All human beings carry within themselves an ever-unfolding idea of who they are and what they are capable of achieving. The individual’s sense of self is not determined by chromosomal sex, genitalia, assigned birth sex, or initial gender role. Thus the individual’s identity and capabilities cannot be circumscribed by what society deems to be masculine or feminine behavior.
It is fundamental that individuals have the right to define, and to redefine as their lives unfold, their own gender identity, without regard to chromosomal sex, genitalia, assigned birth sex, or initial gender role.
Given the right to define one’s own gender identity, all human beings have the corresponding right to free expression of their self-defined gender identity.
All human beings have the right to control their bodies, which includes the right to change their bodies cosmetically, chemically, or surgically, so as to express a self-defined gender identity.
Given the individual right to define one’s gender identity, and the right to change one’s own body as a means of expressing a self-defined gender identity, no individual should be denied access to competent medical or other professional care on the basis of chromosomal sex, genitalia, assigned birth sex, or initial gender role.
Given the right to define one’s own gender identity, individuals should not be subject to psychiatric diagnosis or treatment solely on the basis of their gender identity or role.
Given the right to a self-define gender identity, every consenting adult has a corresponding right to free sexual expression.
Given that all human beings have the right to free expression of a self-defined gender identity, and the right to sexual expression as a form of gender expression, all human beings have a corresponding right to form committed, loving relationships with one another and to enter into marital contracts, regardless of either partner’s chromosomal sex, genitalia, assigned birth sex, or initial gender role.
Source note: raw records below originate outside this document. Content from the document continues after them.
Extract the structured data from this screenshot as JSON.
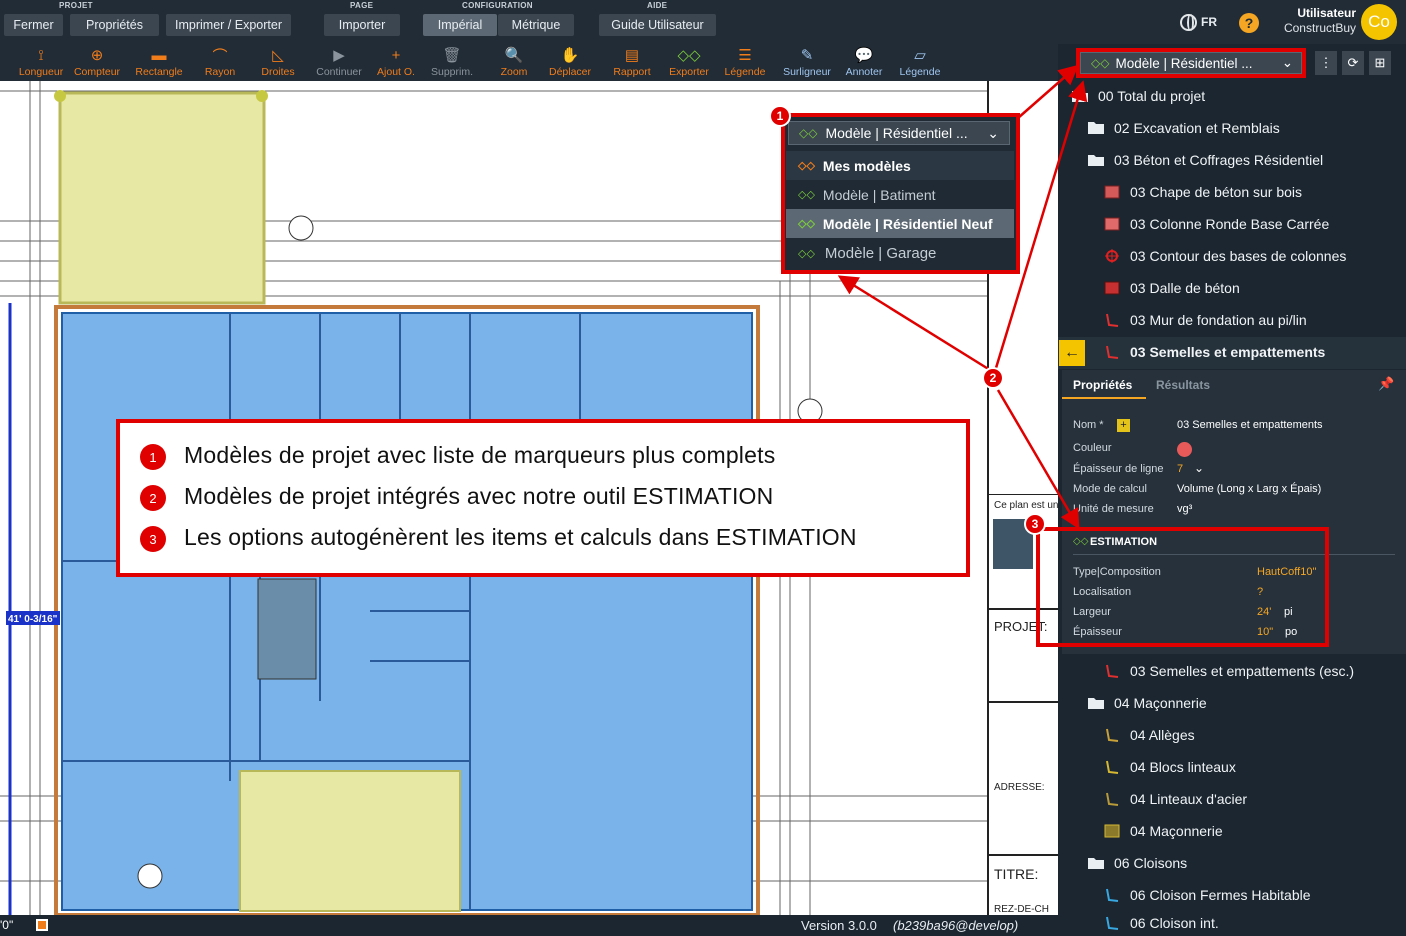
{
  "menubar": {
    "groups": [
      {
        "label": "PROJET"
      },
      {
        "label": "PAGE"
      },
      {
        "label": "CONFIGURATION"
      },
      {
        "label": "AIDE"
      }
    ],
    "buttons": {
      "fermer": "Fermer",
      "proprietes": "Propriétés",
      "imprimer": "Imprimer / Exporter",
      "importer": "Importer",
      "imperial": "Impérial",
      "metrique": "Métrique",
      "guide": "Guide Utilisateur"
    },
    "language": "FR",
    "help": "?",
    "user_label": "Utilisateur",
    "user_name": "ConstructBuy",
    "avatar_initials": "Co"
  },
  "toolbar": {
    "tools": [
      {
        "label": "Longueur"
      },
      {
        "label": "Compteur"
      },
      {
        "label": "Rectangle"
      },
      {
        "label": "Rayon"
      },
      {
        "label": "Droites"
      },
      {
        "label": "Continuer"
      },
      {
        "label": "Ajout O."
      },
      {
        "label": "Supprim."
      },
      {
        "label": "Zoom"
      },
      {
        "label": "Déplacer"
      },
      {
        "label": "Rapport"
      },
      {
        "label": "Exporter"
      },
      {
        "label": "Légende"
      },
      {
        "label": "Surligneur"
      },
      {
        "label": "Annoter"
      },
      {
        "label": "Légende"
      }
    ]
  },
  "model_selector": {
    "value": "Modèle | Résidentiel ..."
  },
  "dropdown": {
    "selected": "Modèle | Résidentiel ...",
    "items": [
      {
        "label": "Mes modèles"
      },
      {
        "label": "Modèle | Batiment"
      },
      {
        "label": "Modèle | Résidentiel Neuf"
      },
      {
        "label": "Modèle | Garage"
      }
    ]
  },
  "tree": {
    "items": [
      {
        "label": "00 Total du projet",
        "icon": "folder-open-icon"
      },
      {
        "label": "02 Excavation et Remblais",
        "icon": "folder-icon"
      },
      {
        "label": "03 Béton et Coffrages Résidentiel",
        "icon": "folder-open-icon"
      },
      {
        "label": "03 Chape de béton sur bois",
        "icon": "area-icon"
      },
      {
        "label": "03 Colonne Ronde Base Carrée",
        "icon": "area-icon"
      },
      {
        "label": "03 Contour des bases de colonnes",
        "icon": "counter-icon"
      },
      {
        "label": "03 Dalle de béton",
        "icon": "area-icon"
      },
      {
        "label": "03 Mur de fondation au pi/lin",
        "icon": "linear-icon"
      },
      {
        "label": "03 Semelles et empattements",
        "icon": "linear-icon"
      },
      {
        "label": "03 Semelles et empattements (esc.)",
        "icon": "linear-icon"
      },
      {
        "label": "04 Maçonnerie",
        "icon": "folder-open-icon"
      },
      {
        "label": "04 Allèges",
        "icon": "linear-icon"
      },
      {
        "label": "04 Blocs linteaux",
        "icon": "linear-icon"
      },
      {
        "label": "04 Linteaux d'acier",
        "icon": "linear-icon"
      },
      {
        "label": "04 Maçonnerie",
        "icon": "area-icon"
      },
      {
        "label": "06 Cloisons",
        "icon": "folder-open-icon"
      },
      {
        "label": "06 Cloison Fermes Habitable",
        "icon": "linear-icon"
      },
      {
        "label": "06 Cloison int.",
        "icon": "linear-icon"
      }
    ]
  },
  "properties": {
    "tabs": [
      "Propriétés",
      "Résultats"
    ],
    "nom_label": "Nom *",
    "nom_value": "03 Semelles et empattements",
    "couleur_label": "Couleur",
    "couleur_value": "#e85a5a",
    "epaisseur_label": "Épaisseur de ligne",
    "epaisseur_value": "7",
    "mode_label": "Mode de calcul",
    "mode_value": "Volume (Long x Larg x Épais)",
    "unite_label": "Unité de mesure",
    "unite_value": "vg³"
  },
  "estimation": {
    "title": "ESTIMATION",
    "rows": [
      {
        "label": "Type|Composition",
        "value": "HautCoff10\"",
        "unit": ""
      },
      {
        "label": "Localisation",
        "value": "?",
        "unit": ""
      },
      {
        "label": "Largeur",
        "value": "24'",
        "unit": "pi"
      },
      {
        "label": "Épaisseur",
        "value": "10\"",
        "unit": "po"
      }
    ]
  },
  "annotations": {
    "lines": [
      {
        "num": "1",
        "text": "Modèles de projet avec liste de marqueurs plus complets"
      },
      {
        "num": "2",
        "text": "Modèles de projet intégrés avec notre outil ESTIMATION"
      },
      {
        "num": "3",
        "text": "Les options autogénèrent les items et calculs dans ESTIMATION"
      }
    ],
    "badges": [
      "1",
      "2",
      "3"
    ]
  },
  "plan": {
    "dimension": "41' 0-3/16\"",
    "title_labels": [
      "PROJET:",
      "ADRESSE:",
      "TITRE:",
      "REZ-DE-CH"
    ],
    "plan_note": "Ce plan est un",
    "coord": "'0\""
  },
  "footer": {
    "version": "Version 3.0.0",
    "branch": "(b239ba96@develop)"
  },
  "colors": {
    "accent_orange": "#f07c1a",
    "accent_green": "#7ccc3b",
    "callout_red": "#e00000",
    "blue_area": "#79b3e9",
    "yellow_area": "#e7e8a4"
  }
}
Given the individual’s right to form a committed, loving relationship with another, and to enter into marital contracts with another, together with the right to sexual expression of one’s gender identity, all individuals have a corresponding right to conceive or adopt children, to nurture children and to have custody of children, and to exercise parental rights with respect to children, natural or adopted, without regard to chromosomal sex, genitalia, assigned birth sex, or initial gender role.